“We’ve caught him!” exclaimed his Majesty, complacently wriggling his toes about.
“But what’s he been doing,” I asked.
“we’ve caught him!”
“Av ye plaze, sor,” groaned the man, panting beneath the Wallypug’s weight, “I have been doing nothing at all, at all. I waz just a-finishin’ me warrak of swapin’ the chimneys, wen one ov the ould gintleman came up an’ poked me in the nose with a sthick, and the other ould gintleman knocked me over and sthole me bag, while the soger hild me down till the other gintleman sat on me—it’s among a lot of murtherin’ thaves I’ve got entoirely, savin’ yer presince, sor.”
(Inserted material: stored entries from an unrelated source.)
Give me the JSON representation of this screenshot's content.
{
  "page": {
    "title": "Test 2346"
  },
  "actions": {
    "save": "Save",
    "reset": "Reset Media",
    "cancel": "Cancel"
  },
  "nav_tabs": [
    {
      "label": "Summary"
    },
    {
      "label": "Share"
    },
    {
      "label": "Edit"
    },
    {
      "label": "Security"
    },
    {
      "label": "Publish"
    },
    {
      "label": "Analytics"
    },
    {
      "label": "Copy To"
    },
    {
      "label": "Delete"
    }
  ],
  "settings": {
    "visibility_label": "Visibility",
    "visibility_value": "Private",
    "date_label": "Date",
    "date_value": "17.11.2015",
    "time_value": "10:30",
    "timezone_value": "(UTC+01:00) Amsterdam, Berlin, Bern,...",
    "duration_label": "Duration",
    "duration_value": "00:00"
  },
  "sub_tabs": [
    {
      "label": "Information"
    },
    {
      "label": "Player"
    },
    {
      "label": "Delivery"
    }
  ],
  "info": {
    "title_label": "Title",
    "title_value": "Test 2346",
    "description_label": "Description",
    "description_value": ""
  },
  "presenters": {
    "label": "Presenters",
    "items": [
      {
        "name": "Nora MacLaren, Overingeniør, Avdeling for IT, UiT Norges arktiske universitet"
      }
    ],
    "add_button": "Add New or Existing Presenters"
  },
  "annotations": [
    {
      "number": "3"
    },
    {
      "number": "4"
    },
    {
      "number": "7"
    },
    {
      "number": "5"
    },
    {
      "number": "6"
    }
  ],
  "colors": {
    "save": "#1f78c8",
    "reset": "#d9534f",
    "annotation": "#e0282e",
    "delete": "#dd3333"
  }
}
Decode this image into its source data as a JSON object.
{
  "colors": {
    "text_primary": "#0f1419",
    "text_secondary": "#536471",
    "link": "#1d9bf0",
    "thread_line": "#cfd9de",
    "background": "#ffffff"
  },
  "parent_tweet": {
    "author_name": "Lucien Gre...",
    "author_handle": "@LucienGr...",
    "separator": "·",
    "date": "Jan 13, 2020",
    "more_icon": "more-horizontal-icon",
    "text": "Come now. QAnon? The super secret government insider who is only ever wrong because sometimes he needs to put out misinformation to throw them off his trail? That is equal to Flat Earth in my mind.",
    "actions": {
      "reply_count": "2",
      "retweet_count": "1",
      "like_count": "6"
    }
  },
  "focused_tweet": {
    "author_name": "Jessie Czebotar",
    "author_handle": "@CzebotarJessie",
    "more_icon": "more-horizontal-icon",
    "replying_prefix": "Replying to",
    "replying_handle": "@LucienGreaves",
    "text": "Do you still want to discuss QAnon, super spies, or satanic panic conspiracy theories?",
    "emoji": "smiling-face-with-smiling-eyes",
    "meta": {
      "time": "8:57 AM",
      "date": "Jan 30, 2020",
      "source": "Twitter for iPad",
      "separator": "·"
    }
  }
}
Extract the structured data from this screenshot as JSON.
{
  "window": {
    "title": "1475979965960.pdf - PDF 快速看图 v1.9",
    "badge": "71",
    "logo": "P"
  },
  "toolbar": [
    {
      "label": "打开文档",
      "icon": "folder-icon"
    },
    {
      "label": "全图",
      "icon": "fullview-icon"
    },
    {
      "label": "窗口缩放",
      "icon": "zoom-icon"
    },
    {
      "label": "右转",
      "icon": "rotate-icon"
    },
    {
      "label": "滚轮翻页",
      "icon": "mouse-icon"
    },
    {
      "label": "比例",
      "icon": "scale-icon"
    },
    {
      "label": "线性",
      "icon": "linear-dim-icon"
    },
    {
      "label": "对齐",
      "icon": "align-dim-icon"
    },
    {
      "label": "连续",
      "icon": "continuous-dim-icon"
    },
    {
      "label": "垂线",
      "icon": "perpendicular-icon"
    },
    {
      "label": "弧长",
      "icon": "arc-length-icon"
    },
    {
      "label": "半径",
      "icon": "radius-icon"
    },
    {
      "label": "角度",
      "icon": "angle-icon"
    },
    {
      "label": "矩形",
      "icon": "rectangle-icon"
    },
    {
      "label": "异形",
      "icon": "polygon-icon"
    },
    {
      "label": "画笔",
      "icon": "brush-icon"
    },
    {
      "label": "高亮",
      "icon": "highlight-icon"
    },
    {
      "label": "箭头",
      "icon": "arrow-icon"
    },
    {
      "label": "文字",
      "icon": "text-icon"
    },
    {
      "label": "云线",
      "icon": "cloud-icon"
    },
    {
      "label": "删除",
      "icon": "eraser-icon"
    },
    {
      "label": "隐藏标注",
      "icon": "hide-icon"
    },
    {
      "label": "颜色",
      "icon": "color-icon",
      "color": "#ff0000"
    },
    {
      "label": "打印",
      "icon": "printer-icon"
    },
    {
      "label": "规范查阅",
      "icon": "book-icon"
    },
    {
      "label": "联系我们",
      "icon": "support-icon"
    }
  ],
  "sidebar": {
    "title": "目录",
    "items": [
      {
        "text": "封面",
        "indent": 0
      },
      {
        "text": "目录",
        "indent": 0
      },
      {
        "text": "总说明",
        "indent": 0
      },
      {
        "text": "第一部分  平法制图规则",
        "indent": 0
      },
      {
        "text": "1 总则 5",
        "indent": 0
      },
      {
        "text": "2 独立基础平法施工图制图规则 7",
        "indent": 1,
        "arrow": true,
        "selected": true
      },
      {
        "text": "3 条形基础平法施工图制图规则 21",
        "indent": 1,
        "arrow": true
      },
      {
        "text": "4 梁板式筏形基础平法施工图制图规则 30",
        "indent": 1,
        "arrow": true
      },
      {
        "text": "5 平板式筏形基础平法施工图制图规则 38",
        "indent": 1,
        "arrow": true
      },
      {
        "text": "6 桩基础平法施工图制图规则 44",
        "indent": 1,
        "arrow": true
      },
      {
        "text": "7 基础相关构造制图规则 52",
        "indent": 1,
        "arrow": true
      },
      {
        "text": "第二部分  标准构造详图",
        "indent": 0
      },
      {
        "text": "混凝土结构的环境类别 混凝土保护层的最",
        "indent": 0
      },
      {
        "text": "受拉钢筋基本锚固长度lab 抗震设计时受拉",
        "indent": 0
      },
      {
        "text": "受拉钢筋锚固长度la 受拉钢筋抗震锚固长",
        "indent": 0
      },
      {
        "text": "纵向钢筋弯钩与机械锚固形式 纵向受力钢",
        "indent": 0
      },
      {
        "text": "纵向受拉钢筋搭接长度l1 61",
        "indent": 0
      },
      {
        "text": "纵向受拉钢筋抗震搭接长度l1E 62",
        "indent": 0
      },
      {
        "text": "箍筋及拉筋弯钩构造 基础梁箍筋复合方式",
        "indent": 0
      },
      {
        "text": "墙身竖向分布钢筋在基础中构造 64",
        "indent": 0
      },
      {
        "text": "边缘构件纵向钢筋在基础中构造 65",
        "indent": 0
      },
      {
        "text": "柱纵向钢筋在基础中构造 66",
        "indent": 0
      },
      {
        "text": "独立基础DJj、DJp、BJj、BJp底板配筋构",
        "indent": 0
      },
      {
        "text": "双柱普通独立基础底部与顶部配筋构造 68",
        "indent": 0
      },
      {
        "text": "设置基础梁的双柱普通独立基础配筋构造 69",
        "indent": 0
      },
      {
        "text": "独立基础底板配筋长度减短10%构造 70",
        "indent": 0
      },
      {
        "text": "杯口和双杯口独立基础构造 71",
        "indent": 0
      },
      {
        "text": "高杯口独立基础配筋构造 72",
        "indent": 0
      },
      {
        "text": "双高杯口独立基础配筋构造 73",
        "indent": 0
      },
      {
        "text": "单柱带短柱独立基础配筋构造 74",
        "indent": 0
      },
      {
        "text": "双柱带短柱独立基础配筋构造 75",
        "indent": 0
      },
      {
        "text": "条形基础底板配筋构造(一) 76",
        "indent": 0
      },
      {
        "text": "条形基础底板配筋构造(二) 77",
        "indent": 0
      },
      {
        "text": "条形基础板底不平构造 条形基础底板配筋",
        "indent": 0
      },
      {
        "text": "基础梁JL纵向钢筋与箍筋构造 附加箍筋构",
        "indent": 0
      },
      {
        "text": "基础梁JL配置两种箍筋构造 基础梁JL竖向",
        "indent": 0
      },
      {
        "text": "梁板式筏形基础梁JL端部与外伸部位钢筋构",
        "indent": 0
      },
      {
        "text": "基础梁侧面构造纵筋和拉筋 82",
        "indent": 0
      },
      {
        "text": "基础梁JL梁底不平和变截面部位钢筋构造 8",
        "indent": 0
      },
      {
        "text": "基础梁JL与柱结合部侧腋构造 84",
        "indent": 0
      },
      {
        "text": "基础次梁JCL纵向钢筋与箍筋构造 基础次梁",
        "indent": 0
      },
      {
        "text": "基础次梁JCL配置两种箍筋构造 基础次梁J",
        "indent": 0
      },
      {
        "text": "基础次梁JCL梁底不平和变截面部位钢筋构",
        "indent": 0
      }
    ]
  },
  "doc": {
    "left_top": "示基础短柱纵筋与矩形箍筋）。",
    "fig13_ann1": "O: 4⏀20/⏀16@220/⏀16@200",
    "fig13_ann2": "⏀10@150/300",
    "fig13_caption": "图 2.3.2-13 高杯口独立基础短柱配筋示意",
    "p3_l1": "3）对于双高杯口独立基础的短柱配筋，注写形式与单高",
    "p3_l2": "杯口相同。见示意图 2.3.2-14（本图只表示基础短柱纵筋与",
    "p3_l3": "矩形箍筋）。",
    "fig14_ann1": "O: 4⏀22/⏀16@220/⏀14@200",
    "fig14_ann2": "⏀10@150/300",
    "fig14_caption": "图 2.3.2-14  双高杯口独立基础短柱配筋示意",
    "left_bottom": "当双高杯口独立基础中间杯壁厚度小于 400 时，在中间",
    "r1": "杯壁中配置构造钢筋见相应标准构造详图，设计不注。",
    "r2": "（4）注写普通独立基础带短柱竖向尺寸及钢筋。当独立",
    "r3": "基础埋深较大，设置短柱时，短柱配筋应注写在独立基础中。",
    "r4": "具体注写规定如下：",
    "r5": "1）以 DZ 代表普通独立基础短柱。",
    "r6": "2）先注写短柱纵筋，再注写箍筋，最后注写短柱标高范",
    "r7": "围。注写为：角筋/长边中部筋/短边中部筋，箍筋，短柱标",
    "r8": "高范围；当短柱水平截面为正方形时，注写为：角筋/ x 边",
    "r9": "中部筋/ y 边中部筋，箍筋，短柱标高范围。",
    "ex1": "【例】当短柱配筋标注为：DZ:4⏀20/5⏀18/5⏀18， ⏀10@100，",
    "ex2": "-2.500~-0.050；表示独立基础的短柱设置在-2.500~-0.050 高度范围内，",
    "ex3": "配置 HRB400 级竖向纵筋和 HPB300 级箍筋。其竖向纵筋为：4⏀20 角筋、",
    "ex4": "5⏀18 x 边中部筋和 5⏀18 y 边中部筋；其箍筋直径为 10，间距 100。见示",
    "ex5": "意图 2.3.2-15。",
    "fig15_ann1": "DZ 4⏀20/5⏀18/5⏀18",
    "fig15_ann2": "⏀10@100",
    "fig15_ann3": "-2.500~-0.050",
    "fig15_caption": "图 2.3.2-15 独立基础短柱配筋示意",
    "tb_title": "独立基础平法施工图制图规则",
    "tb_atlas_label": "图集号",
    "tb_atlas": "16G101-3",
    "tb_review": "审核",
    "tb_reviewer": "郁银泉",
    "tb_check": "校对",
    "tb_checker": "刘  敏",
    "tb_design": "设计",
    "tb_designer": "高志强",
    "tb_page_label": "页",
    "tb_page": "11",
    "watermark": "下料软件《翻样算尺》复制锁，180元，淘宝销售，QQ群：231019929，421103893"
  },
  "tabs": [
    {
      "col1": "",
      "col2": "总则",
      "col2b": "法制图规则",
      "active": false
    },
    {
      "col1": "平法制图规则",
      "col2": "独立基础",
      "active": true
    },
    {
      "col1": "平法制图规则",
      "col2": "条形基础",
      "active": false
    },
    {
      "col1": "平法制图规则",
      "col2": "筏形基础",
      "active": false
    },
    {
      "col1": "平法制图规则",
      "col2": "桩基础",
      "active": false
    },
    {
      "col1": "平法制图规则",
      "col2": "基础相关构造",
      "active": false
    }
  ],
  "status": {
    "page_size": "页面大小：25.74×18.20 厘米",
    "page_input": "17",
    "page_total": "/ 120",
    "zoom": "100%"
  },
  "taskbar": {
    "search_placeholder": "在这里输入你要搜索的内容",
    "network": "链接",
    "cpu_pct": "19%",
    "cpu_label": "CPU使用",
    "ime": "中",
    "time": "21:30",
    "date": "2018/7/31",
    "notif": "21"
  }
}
“The man is a burglar,” declared the Doctor-in-Law emphatically. “I happened to hear a very suspicious noise down here, and calling to the others, rushed down just in time to catch this man making off with a bag of things. I think he was trying to escape up the chimney, for his head was half-way up when we entered, and this bag, which evidently contains plunder of some kind, is covered with soot too.”
“Why, the man is a sweep, and was sweeping the chimney,” I cried, pointing to his brushes and sticks; and after a lot of explanations the man was told to get up and his Majesty, followed by the others, retired to his bedroom, evidently greatly disappointed that it was not a real burglar that they had been combating.
The sweep, who was a very good-natured Irishman, took it in very good part, and the present of half-a-crown sent him away quite reconciled to his assailants.
The Rhymester afterwards made a great boast that he had not taken any part in the mélée.
“Of course I knew all along that he wasn’t a burglar,” he declared, “and that’s the reason why I wouldn’t interfere.”